Obama Taps Georgia Tech President for National Manufacturing Steering Committee
College of Computing Professor Leads National Robotics Roadmap
Posted June 24, 2011 | Atlanta, GA
President Barack Obama today named Georgia Tech President G. P. “Bud” Peterson to the Advanced Manufacturing Partnership steering committee. The partnership will bring together industry, universities and the federal government to identify and invest in the key emerging technologies, such as information technology, biotechnology and nanotechnology. The national initiative is designed to help U.S. manufacturers improve cost, quality and speed of production in order to remain globally competitive.
“We applaud this initiative, and Georgia Tech is honored to collaborate to identify ways to strengthen the manufacturing sector to help create jobs in Georgia and across the United States,” said Peterson, who also serves as a member of the Secretary of Commerce's National Advisory Council on Innovation and Entrepreneurship.

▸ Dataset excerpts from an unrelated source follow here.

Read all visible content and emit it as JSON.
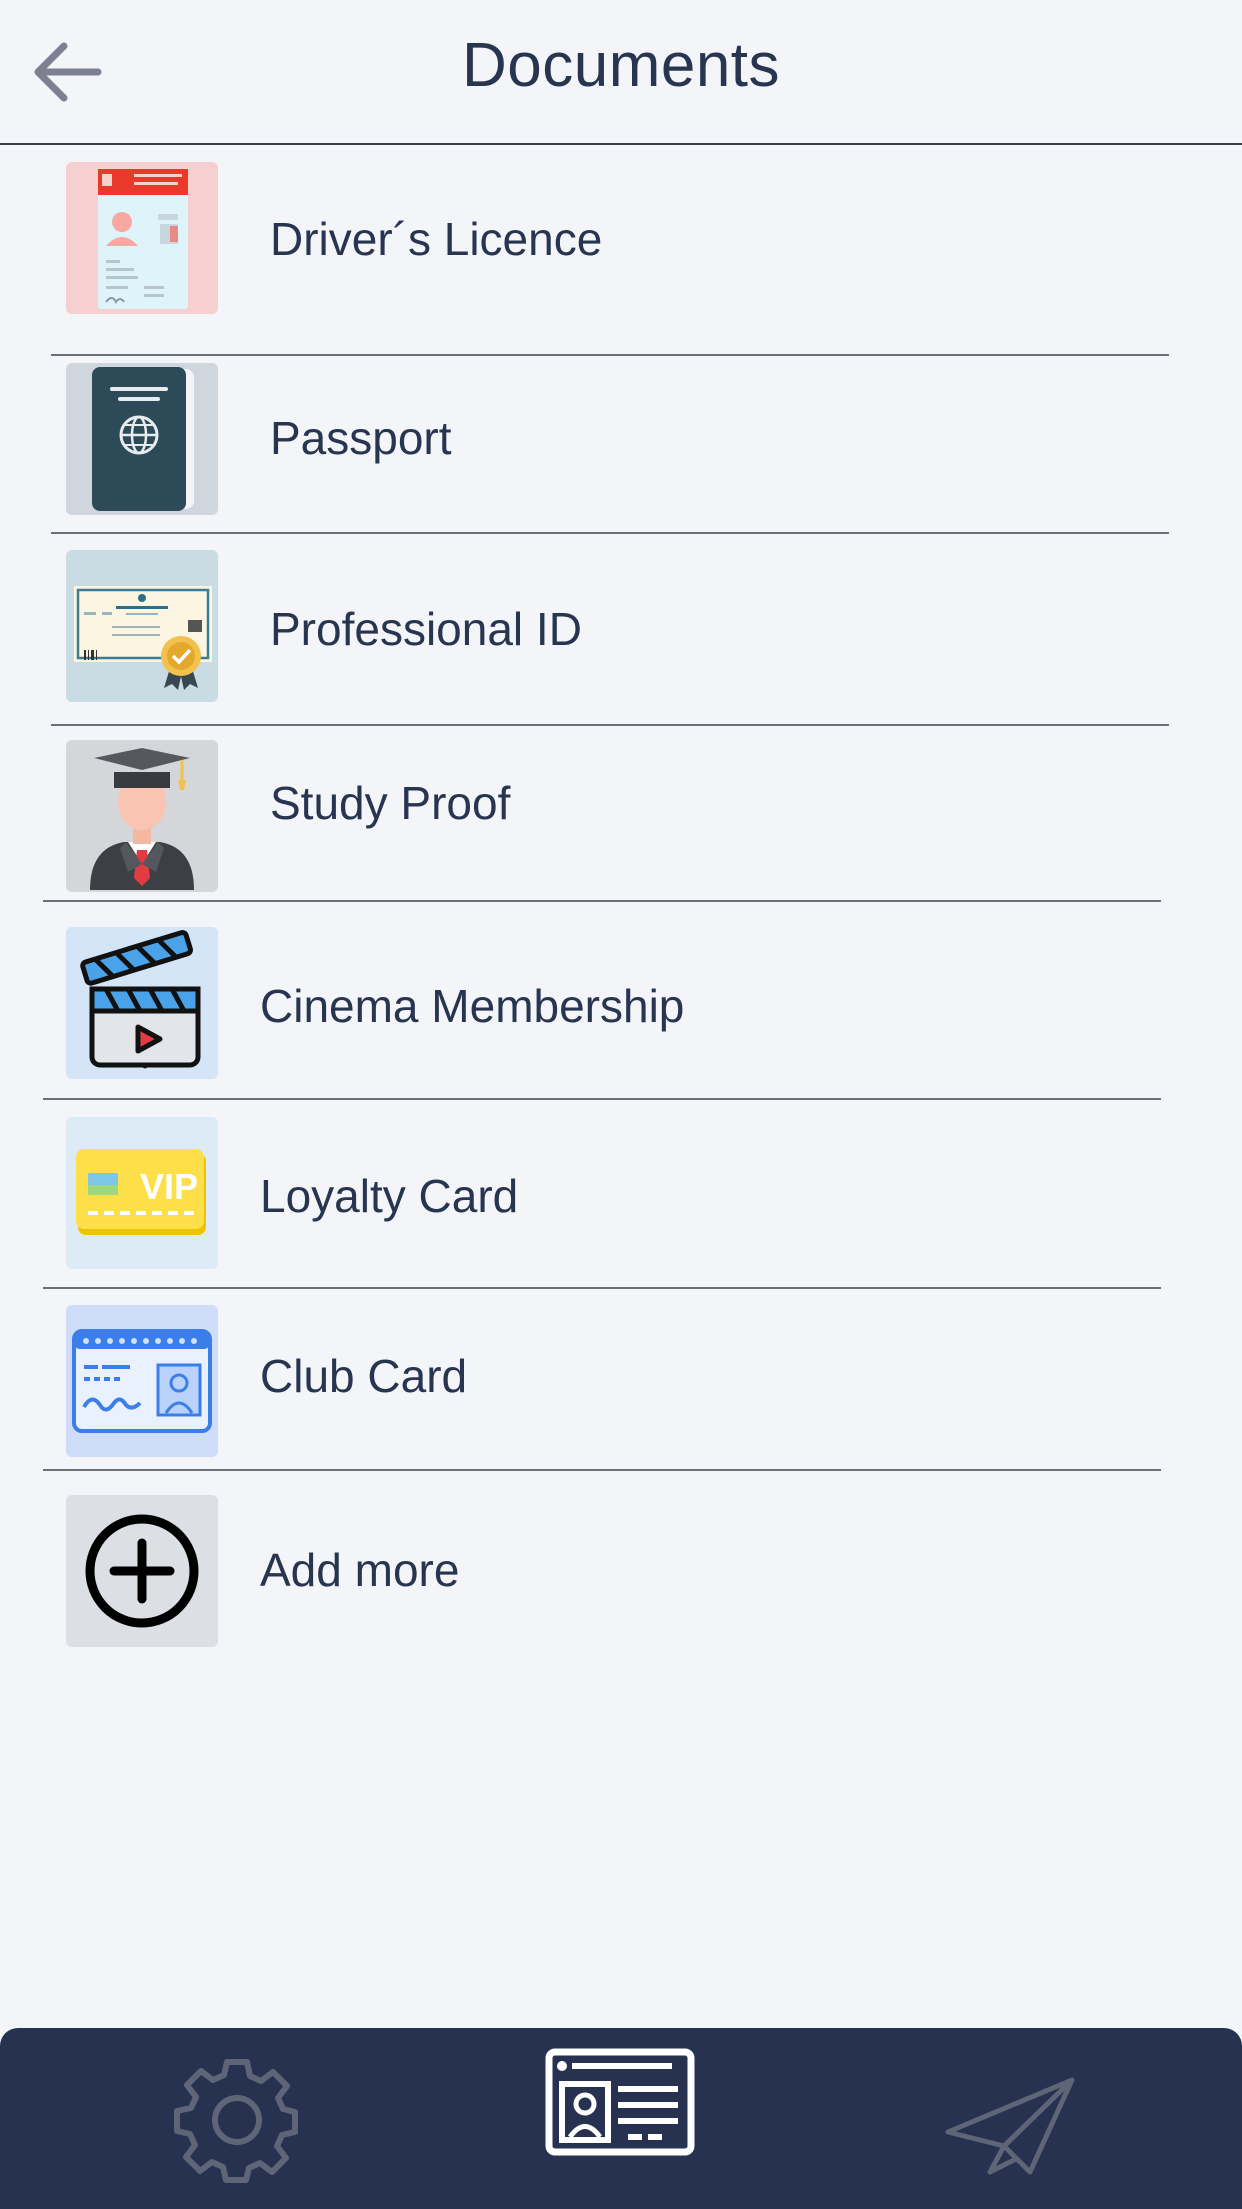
{
  "header": {
    "title": "Documents",
    "back_icon": "arrow-left-icon"
  },
  "documents": [
    {
      "label": "Driver´s Licence",
      "icon": "drivers-licence-icon",
      "bg": "#f6d0d0"
    },
    {
      "label": "Passport",
      "icon": "passport-icon",
      "bg": "#d0d6dd"
    },
    {
      "label": "Professional ID",
      "icon": "certificate-icon",
      "bg": "#c9dbe3"
    },
    {
      "label": "Study Proof",
      "icon": "graduate-icon",
      "bg": "#d4d6da"
    },
    {
      "label": "Cinema Membership",
      "icon": "clapperboard-icon",
      "bg": "#d3e5f6"
    },
    {
      "label": "Loyalty Card",
      "icon": "vip-card-icon",
      "bg": "#dcebf6"
    },
    {
      "label": "Club Card",
      "icon": "id-card-icon",
      "bg": "#cfdcfa"
    },
    {
      "label": "Add more",
      "icon": "plus-circle-icon",
      "bg": "#dcdfe3"
    }
  ],
  "tabbar": {
    "bg": "#263250",
    "tabs": [
      {
        "icon": "gear-icon",
        "active": false
      },
      {
        "icon": "contact-card-icon",
        "active": true
      },
      {
        "icon": "paper-plane-icon",
        "active": false
      }
    ]
  }
}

The steering committee will guide the efforts of industry leaders, federal agency heads and university presidents, and will partner universities with industry and government agencies to develop new research and education agendas related to advanced manufacturing.
The president also announced a new National Robotics Initiative as part of the advanced manufacturing and technology focus. Henrik Christensen, KUKA Chair of Robotics for Georgia Tech, serves as an academic and research leader on the National Robotics Initiative.
According to Christensen, this is a critical time for the U.S. While the last 25 years saw tremendous progress due to the Internet, the next game-changing revolution will be robotics.
“Robotics technology addresses a number of our nation’s most critical needs, including reinvigorating the U.S. manufacturing base, protecting our citizens and soldiers, caring for our aging population, preserving our environment, and reducing our dependence on foreign oil,” Christensen said. “Through the National Robotics Initiative, the United States can regain our leadership position from Europe, Japan and South Korea, both in terms of basic research and in terms of the application of the technology to secure future growth. As home to one of the nation’s top robotics programs, Georgia Tech is an enthusiastic member of this strategic effort.”
The Advanced Manufacturing Partnership will commit to form a multiuniversity, collaborative framework for the sharing of educational materials and best practices relating to advanced manufacturing and its linkage to the innovation.
Susan Hockfield, president of the Massachusetts Institute of Technology and Andrew Liveries of Dow Chemical are chairing the Advanced Manufacturing Partnership steering committee. In addition to Peterson, other committee members include University of California at Berkley Chancellor Robert Birgeneau, University of Michigan President Mary Sue Coleman, Stanford President John Hennessy and Carnegie Mellon President Jared Cohon.
“Many of our challenges can be solved through innovation and fostering an entrepreneurial environment, as well as collaboration between industry, education and government to create a healthy economic environment and an educated workforce,” Peterson said. “This collaborative effort will facilitate job creation and global competitiveness and is a component of Georgia Tech’s strategic plan.”
The Georgia Institute of Technology is one of the world's premier research universities. Ranked seventh among U.S. News & World Report's top public universities and the eighth best engineering and information technology university in the world by Shanghai Jiao Tong University's Academic Ranking of World Universities, Georgia Tech’s more than 20,000 students are enrolled in its Colleges of Architecture, Computing, Engineering, Liberal Arts, Management and Sciences. Tech is among the nation's top producers of women and minority engineers. The Institute offers research opportunities to both undergraduate and graduate students and is home to more than 100 interdisciplinary units plus the Georgia Tech Research Institute.